Opinion | Some #MeToo Cases Are Clear-Cut. What Do We Do When They’re Not?

The reckoning brought on by the #MeToo movement, reported on by my Pulitzer Prize-winning colleagues at The Times, was long overdue and a huge net positive. It took years of dogged reporting on odious cases like those of Bill O’Reilly, Matt Lauer and Harvey Weinstein to fuel the #MeToo movement, bringing necessary attention to the prevalence of sexual harassment and assault in the workplace. The behavior here was clearly egregious; the results were clear-cut and necessary. But then there are the more muddled cases.

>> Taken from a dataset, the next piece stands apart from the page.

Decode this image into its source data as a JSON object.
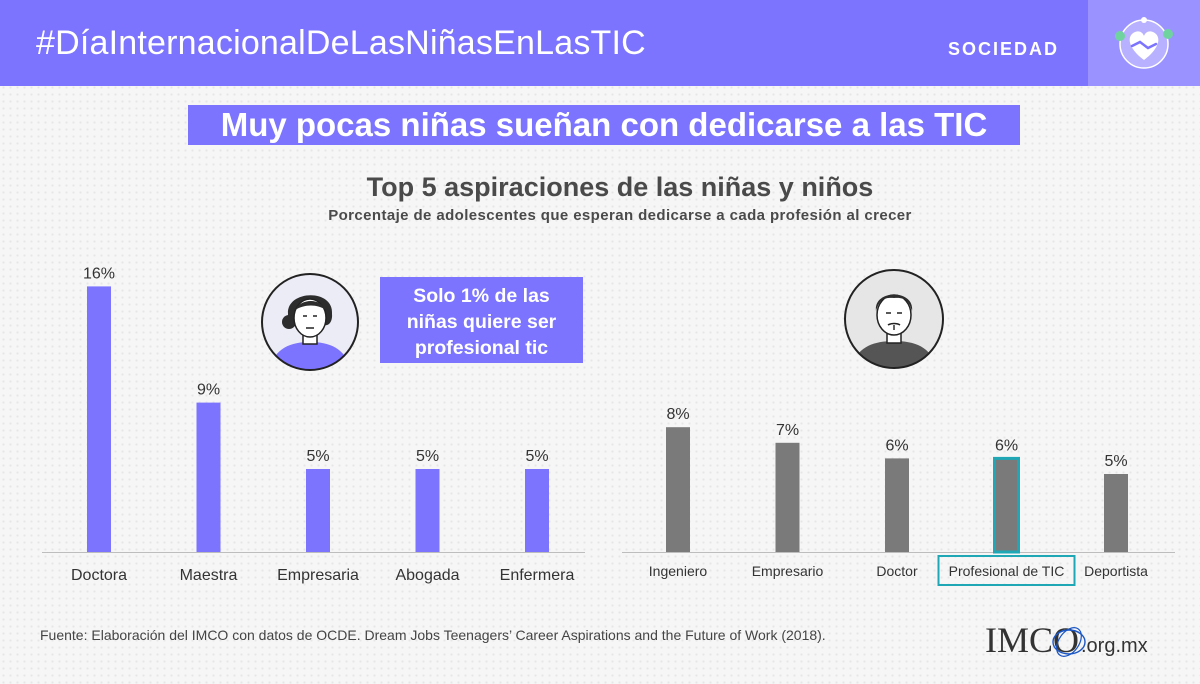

Around the time that Langella was fired, allegations of misconduct concerning the actor Bill Murray on the set of “Being Mortal,” resulting in his suspension, and the firing of Fred Savage, the director of a reboot of “The Wonder Years,” also made headlines. It’s hard to know what to make of the near-constant stream of accusations of “inappropriate behavior” coming primarily out of Hollywood and the media world when smaller infractions seem to be treated much the same as appalling transgressions.

Part of the complicated fallout from #MeToo seems to be a lack of due process in responding to accusations. We’ve all heard stories of #MeToo overreach and backlash. Many people who work in the media or academia or entertainment, like me, have witnessed at least one person who has gone through some version of this. There are cases in which, whatever the accusers’ motivations, their claims are not found to be true or the punishment is out of proportion to the offense. Often the accused are convicted in the court of Twitter or ushered out by human resources and left to suffer the material and psychic losses. Public condemnation, even in the absence of evidence, can be enough to damage a life.

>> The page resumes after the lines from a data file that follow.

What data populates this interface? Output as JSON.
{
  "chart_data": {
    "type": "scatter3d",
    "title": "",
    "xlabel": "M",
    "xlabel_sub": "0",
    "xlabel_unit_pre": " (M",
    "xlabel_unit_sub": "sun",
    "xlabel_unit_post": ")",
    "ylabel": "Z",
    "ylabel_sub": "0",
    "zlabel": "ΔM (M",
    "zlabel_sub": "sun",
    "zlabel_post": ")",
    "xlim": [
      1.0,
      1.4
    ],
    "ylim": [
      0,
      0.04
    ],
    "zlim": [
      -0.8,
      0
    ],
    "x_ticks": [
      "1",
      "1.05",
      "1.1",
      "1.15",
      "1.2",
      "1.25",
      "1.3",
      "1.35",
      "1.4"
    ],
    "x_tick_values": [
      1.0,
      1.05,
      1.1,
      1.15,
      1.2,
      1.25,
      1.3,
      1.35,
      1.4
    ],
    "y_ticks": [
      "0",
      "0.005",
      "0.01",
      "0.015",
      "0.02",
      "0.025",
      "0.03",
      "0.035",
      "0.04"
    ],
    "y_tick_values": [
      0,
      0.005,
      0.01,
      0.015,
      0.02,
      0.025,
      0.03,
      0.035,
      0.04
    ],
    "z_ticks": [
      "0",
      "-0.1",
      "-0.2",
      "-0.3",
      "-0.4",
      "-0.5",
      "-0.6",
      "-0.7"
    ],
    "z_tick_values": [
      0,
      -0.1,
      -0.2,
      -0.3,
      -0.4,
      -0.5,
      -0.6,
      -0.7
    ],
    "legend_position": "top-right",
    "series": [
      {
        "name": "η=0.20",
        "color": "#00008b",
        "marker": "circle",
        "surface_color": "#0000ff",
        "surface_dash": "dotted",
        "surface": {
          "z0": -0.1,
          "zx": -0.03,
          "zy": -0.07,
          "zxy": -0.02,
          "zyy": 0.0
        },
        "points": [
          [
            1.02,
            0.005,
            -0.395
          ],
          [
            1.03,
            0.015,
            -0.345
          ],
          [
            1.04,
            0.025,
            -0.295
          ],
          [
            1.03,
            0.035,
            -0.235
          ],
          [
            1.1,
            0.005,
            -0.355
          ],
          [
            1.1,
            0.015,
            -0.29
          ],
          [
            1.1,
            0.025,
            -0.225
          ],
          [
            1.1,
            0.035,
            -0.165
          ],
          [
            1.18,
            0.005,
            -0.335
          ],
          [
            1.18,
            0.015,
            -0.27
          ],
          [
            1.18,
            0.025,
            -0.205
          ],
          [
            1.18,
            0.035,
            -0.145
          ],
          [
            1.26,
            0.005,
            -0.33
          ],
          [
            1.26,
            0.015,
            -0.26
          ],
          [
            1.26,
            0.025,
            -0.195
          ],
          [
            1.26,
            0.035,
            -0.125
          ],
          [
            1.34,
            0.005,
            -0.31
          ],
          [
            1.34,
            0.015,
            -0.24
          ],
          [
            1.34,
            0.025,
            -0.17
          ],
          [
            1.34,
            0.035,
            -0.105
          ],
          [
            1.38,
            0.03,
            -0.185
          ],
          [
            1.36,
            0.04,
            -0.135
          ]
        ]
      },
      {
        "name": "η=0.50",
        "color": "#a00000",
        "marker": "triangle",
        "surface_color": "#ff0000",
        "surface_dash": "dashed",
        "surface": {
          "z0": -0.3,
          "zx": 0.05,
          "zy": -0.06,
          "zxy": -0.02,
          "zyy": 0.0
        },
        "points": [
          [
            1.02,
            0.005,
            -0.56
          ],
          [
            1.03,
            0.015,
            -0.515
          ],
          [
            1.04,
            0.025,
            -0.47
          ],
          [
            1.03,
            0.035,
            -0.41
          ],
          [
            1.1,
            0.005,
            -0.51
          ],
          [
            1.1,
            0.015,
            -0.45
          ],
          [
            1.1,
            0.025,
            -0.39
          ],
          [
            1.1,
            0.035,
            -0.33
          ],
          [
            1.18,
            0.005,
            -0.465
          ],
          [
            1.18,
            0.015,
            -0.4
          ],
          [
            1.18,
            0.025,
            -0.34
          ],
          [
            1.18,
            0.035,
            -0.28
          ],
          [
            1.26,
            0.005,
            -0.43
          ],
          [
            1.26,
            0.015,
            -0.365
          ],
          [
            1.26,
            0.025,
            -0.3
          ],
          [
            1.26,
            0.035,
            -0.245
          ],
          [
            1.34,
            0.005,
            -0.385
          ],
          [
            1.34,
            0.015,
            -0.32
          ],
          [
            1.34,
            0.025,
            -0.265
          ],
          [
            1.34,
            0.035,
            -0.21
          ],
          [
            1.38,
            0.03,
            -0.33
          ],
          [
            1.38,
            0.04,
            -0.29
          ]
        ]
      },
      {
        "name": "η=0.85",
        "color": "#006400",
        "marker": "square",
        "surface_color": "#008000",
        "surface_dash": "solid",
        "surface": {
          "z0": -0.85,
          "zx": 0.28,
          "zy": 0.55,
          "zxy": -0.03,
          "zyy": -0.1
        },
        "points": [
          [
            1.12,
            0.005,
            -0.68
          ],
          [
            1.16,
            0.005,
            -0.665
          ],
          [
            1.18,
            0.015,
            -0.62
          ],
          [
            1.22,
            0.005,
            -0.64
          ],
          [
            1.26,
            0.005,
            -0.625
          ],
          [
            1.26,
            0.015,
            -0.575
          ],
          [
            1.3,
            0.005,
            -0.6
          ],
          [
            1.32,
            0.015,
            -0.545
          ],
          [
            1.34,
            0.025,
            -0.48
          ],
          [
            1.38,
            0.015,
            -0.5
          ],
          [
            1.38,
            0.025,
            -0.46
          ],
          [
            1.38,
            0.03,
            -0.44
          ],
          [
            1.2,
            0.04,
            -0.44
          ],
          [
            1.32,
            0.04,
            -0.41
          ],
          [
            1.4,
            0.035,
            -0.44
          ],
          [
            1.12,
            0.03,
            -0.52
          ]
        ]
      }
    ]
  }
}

One high-profile example involves the novelist Junot Díaz, who was accused in 2018 of sexual misconduct by one writer and more generally of misogynistic behavior by several writers on Twitter. The Massachusetts Institute of Technology, where he teaches writing, found no evidence of misconduct toward students or staff members. The Pulitzer Prize Board, for which he served as chair, found no reason to remove him after a five-month review by an independent law firm. But not before his reputation was sullied.

There is no court of appeals if the offending party believes he was wrongly or unfairly accused. Langella said he was told by lawyers and advisers to follow the now standard cycle of abject public apology: “Do the talk shows, show contrition, feign humility. Say you’ve learned a lot. ” This seems to be the preferred route, but it’s by no means assured, nor does it always sit well with those who believe their actions do not warrant the punishment.

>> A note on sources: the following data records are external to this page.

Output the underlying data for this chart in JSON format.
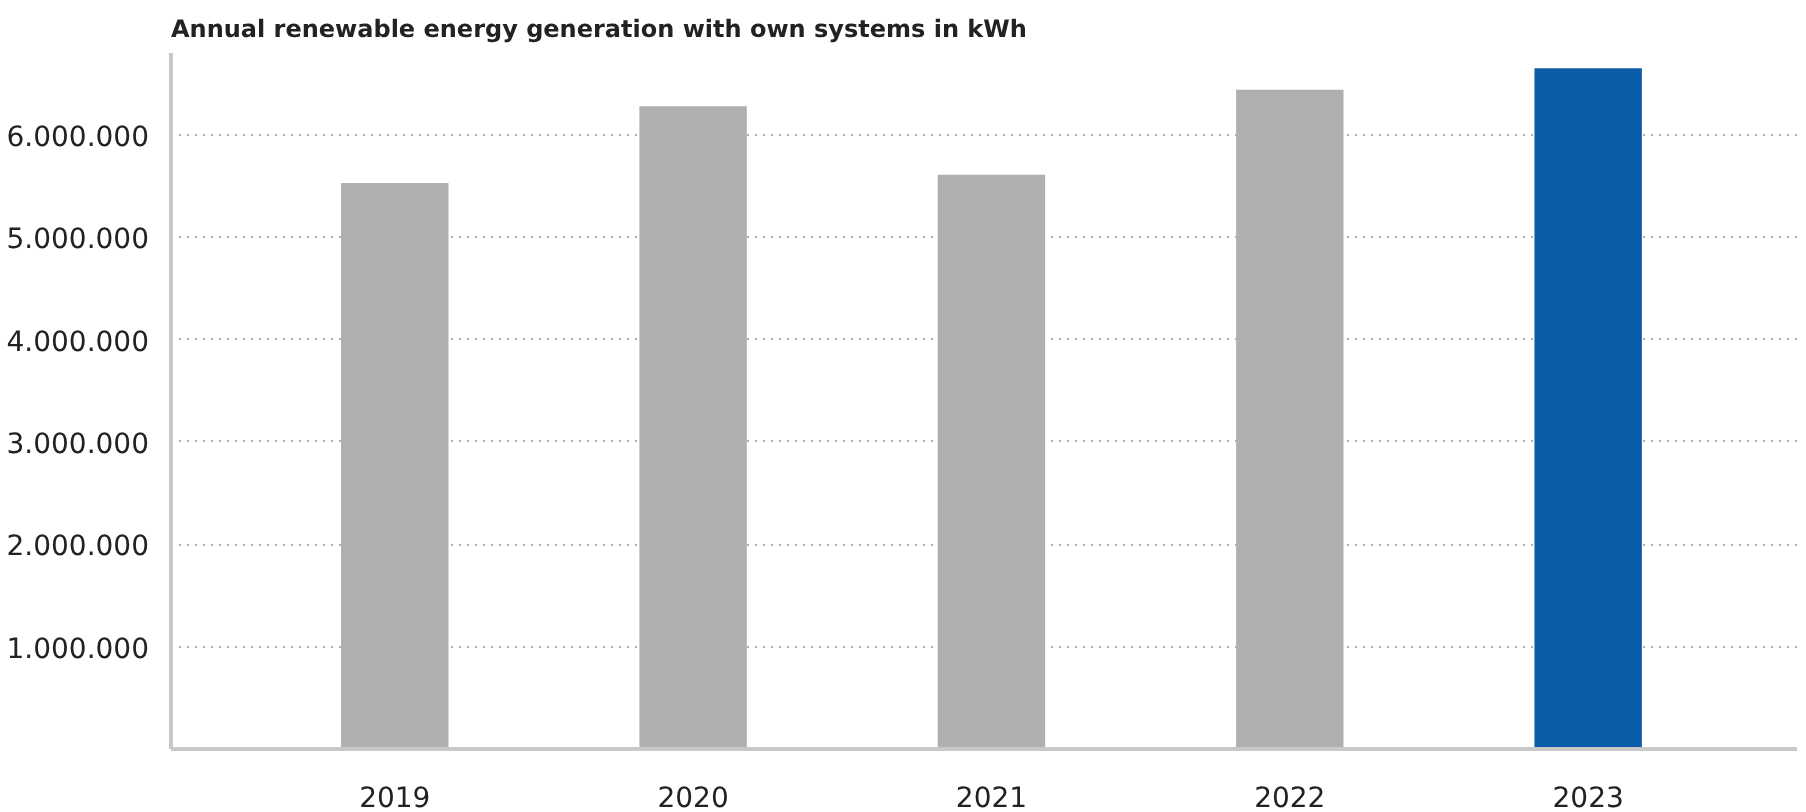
{
  "chart_data": {
    "type": "bar",
    "title": "Annual renewable energy generation with own systems in kWh",
    "categories": [
      "2019",
      "2020",
      "2021",
      "2022",
      "2023"
    ],
    "values": [
      5530000,
      6280000,
      5610000,
      6440000,
      6650000
    ],
    "colors": [
      "#afafaf",
      "#afafaf",
      "#afafaf",
      "#afafaf",
      "#0a5ca8"
    ],
    "ylim": [
      0,
      6800000
    ],
    "yticks": [
      {
        "value": 1000000,
        "label": "1.000.000"
      },
      {
        "value": 2000000,
        "label": "2.000.000"
      },
      {
        "value": 3000000,
        "label": "3.000.000"
      },
      {
        "value": 4000000,
        "label": "4.000.000"
      },
      {
        "value": 5000000,
        "label": "5.000.000"
      },
      {
        "value": 6000000,
        "label": "6.000.000"
      }
    ],
    "grid": "y"
  }
}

To raise these issues is not to betray or mistrust women. This is not a battle between the sexes. True, women are overwhelmingly the victims of sexual harassment and misconduct. But nearly every woman has a father, brother, husband or son. Any one of the men in our lives could wind up on the wrong end of an accusation, perhaps for good reason but perhaps for no good reason at all.

Nobody wants to knee-jerkingly take down another Al Franken, who was effectively forced to resign from the Senate over iffy allegations of inappropriate behavior during photo ops and comic sketches. Yet how to account for the fact that not all complaints of impropriety are alike?